"We're On Our Way!"…Utah Joins 'National CJD Awareness Week' And California Adds CJD To Their Required Reportable List
October 25, 2007 (PRLEAP.COM) Health NewsUtah Governor Jon M. Huntsman, Jr. has sent CJD Aware! a letter of recognition supporting their efforts in promoting Creutzfeldt-Jakob disease (CJD) awareness, and the state of California has added CJD/TSE's to their required reportable conditions list.
"We want to thank Fran Stultz in Governor Huntsman's office for her assistance in obtaining this letter from the Governor, " remarked Christy Brom, founder/director for CJD Aware!, a New Orleans-based, information organization.

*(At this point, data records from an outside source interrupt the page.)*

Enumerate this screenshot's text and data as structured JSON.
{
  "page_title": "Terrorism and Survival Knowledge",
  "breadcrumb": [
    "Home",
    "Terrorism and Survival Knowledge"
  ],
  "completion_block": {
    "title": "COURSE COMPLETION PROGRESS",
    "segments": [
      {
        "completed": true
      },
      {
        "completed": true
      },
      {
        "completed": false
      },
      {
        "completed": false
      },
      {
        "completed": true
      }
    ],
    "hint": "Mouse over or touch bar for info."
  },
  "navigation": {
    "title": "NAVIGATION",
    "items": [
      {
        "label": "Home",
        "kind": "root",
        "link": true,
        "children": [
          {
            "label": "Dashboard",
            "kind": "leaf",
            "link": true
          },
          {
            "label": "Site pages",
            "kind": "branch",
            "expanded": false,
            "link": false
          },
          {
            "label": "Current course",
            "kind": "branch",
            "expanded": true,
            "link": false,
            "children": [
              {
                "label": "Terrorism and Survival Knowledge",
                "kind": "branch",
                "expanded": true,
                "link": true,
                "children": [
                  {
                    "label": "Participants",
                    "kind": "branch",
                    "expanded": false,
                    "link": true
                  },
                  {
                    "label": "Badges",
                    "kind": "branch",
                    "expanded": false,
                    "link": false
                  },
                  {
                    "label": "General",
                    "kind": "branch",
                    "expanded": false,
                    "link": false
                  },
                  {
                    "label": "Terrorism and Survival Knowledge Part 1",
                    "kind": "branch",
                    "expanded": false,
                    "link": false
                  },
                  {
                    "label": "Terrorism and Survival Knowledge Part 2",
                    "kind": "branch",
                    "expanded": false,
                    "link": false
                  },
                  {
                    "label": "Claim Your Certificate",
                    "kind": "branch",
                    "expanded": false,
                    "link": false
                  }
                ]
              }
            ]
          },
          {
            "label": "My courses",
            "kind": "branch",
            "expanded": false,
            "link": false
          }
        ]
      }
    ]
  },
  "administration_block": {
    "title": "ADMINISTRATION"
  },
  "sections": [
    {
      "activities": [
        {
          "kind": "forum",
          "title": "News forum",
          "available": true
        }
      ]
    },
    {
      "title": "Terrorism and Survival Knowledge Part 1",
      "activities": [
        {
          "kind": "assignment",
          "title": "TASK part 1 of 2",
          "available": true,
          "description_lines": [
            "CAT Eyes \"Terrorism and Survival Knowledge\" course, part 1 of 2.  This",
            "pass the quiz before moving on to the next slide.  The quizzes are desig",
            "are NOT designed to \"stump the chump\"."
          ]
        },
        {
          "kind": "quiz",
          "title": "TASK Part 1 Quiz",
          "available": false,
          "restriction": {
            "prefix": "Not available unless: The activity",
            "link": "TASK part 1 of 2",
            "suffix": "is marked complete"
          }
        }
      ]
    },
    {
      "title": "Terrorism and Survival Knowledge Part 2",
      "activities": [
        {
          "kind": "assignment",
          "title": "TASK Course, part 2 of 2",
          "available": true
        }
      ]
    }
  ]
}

"We also thank our out-of-state sponsor and Utah-resident, Mel Steiger. He took time out of his busy schedule to assist us with our request from Governor Huntsman." CJD Aware! was formed in the spring of 2002 after the death of the founder's mother, Sara Brom, from the sporadic form of Creutzfeldt-Jakob disease (CJD). Since its inception, the information organization has grown rapidly and just recently celebrated their five-year anniversary. The National CJD Awareness Week campaign is one of their projects. Their goal is to receive signed CJD proclamations/letters from the Governor's of all 50-states proclaiming National CJD Awareness Week (Nov. 11-17, 2007) in their respective state and they are over half-way to their goal. In addition to the good
news from Utah, as of July of this year, CJD and other TSE's (Transmissible Spongiform Encephalopathies) have been added to the required reportable
conditions in the state of California. "The California State Health Department has
been keeping us updated on this important effort, and we thank them, " remarked Lori Brom, CJD Aware! volunteer coordinator. "We know of two other states who are in the
process of revising their regulations, so the United States is very close to having this disease reportable nation-wide," added Ms. Brom.
Creutzfeldt-Jakob disease is a rare and fatal brain disease. It has been referred to as the 'silent killer', 'mystery disease', and 'Alzheimer's in fast-forward'. There is no known cure, all doctors can do is make the patient as comfortable as possible as the disease progresses. Ultimately, the disease can only be confirmed by an autopsy.